Matt Levine, Columnist

Maybe Journalists Need to Own a Little Bitcoin

At this rate, what was once a niche asset might wind up in your index fund.

Bitcoin, always bitcoin.

Photographer: Dan Kitwood

"The days of bitcoin stunt journalism are over," writes Felix Salmon: "Today, if you write about bitcoin, you can't ethically own it, any more than you can own shares directly in companies you write about." This seems to be a consensus among journalists, but I wonder about it a little. If you don't have any bitcoins, doesn't that make you biased against it? After all, I do own stock in most of the public companies I write about, not "directly," but in the sense that they are in broad market indexes and most of my money is in broad market index funds. My exposure to the companies that I write about is not zero, it is instead a neutral amount: I own them in approximate proportion to their importance in the equity markets, and to my exposure to the equity markets.

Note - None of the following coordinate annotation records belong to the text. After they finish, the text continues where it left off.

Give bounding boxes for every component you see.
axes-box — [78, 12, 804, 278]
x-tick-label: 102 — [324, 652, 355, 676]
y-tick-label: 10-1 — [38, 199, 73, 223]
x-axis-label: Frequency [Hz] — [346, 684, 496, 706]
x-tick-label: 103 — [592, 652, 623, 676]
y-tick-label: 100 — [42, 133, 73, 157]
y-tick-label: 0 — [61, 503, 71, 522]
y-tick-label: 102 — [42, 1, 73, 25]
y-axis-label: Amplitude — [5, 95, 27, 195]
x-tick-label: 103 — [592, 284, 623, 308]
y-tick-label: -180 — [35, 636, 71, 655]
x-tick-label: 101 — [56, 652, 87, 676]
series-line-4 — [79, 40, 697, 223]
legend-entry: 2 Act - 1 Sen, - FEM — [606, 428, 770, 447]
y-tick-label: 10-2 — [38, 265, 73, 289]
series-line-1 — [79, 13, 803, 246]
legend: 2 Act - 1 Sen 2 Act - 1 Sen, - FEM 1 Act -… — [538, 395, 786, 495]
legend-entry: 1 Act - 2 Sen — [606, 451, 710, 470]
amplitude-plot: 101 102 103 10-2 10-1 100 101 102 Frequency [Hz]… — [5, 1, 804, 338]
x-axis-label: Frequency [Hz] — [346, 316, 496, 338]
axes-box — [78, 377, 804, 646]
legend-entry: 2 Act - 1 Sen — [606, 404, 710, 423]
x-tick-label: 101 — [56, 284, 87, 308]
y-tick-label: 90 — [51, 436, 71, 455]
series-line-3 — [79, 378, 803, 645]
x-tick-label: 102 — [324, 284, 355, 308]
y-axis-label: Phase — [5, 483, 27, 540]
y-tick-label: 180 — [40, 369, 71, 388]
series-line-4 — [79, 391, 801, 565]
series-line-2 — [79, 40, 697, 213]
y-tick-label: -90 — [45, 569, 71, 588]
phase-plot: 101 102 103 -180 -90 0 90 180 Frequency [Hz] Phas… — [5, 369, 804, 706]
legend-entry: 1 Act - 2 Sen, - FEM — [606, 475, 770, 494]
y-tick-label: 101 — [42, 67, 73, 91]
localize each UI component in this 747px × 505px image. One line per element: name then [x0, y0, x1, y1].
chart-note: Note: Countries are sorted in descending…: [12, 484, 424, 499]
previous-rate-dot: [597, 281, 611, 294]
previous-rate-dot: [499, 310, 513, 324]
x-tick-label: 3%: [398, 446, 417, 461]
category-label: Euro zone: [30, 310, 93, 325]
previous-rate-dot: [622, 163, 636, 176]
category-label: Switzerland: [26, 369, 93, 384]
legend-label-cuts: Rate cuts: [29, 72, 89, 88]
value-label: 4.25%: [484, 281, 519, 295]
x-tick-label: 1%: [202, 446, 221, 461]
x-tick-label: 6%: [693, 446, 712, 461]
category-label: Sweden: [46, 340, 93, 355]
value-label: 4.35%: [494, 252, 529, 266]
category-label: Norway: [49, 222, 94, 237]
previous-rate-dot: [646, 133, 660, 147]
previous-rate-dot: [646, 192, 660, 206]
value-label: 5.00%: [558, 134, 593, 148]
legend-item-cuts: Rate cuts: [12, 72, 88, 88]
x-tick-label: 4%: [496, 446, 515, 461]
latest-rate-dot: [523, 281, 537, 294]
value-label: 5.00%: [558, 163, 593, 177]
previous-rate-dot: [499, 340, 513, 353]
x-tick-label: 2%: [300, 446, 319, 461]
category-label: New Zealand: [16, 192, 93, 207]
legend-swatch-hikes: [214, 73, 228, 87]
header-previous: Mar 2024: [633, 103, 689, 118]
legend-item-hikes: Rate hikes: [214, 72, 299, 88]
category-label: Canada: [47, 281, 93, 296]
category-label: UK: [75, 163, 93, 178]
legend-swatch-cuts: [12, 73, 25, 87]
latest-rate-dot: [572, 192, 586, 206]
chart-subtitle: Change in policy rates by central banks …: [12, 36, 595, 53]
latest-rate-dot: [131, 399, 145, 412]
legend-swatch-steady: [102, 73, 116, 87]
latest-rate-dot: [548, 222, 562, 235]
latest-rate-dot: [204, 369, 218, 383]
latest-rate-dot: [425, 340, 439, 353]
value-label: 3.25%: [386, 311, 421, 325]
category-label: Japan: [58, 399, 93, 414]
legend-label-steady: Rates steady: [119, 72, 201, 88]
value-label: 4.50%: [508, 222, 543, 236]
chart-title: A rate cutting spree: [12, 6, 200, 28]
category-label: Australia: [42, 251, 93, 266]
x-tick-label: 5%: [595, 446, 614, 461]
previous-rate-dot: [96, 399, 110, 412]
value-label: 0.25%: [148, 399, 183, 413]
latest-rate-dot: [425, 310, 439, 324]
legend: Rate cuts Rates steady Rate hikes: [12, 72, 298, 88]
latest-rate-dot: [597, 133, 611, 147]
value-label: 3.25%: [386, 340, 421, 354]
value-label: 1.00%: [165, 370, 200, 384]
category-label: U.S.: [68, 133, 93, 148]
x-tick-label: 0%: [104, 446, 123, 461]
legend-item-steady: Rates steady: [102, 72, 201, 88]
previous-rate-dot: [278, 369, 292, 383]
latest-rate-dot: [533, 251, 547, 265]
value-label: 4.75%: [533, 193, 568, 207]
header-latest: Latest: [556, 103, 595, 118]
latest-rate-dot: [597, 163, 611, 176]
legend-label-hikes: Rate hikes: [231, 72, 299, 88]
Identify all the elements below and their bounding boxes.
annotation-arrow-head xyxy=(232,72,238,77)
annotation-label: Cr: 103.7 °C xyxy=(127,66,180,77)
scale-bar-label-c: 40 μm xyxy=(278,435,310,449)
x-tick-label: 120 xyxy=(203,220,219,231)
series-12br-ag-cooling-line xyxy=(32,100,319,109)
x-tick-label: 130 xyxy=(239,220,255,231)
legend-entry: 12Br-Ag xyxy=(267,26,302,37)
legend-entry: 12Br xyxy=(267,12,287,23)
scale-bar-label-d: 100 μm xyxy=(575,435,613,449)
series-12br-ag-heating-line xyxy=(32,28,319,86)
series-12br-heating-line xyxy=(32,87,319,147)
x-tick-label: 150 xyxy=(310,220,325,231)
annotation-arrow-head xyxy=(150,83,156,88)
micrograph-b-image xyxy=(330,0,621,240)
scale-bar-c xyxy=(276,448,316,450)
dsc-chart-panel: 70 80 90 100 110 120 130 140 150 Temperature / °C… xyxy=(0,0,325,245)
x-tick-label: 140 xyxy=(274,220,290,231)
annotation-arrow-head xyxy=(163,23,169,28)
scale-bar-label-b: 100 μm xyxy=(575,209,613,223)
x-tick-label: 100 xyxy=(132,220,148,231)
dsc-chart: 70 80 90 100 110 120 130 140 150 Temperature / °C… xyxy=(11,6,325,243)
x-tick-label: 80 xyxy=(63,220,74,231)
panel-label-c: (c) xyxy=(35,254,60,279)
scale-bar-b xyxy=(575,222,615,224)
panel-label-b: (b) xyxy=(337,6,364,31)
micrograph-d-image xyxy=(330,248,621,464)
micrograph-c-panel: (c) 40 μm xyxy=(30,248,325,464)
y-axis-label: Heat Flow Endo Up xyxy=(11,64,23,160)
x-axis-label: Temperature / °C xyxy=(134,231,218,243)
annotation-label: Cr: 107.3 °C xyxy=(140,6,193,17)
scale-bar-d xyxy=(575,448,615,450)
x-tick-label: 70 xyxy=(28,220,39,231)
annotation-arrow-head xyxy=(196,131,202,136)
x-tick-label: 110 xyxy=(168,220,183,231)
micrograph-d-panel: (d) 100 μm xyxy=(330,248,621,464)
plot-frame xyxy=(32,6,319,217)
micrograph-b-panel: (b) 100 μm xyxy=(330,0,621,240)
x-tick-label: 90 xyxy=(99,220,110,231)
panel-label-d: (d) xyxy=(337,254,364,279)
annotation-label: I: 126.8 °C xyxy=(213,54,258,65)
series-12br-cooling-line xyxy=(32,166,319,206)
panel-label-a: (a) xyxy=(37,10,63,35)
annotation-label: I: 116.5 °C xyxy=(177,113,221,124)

It is hard to know what the "neutral" allocation to an asset is, but it seems reasonably clear that for prominent mainstream financial assets -- Apple Inc. stock, say -- it is not zero. If you had an otherwise normal healthy market-cap-weighted allocation to a diversified portfolio of U.S. equities, but zero exposure to Apple stock, then that would look a lot like a bet against Apple. You would be "underweight Apple" -- almost like being short Apple -- and your portfolio would do better, relatively speaking, if Apple went down than if it went up. If Apple went up a lot, you would be sad, because you made what is in effect a conscious decision to bet against Apple by having less than the neutral amount of it in your portfolio. If you were a journalist writing about Apple, that might, to some fastidious observers, create the impression that you were biased against Apple.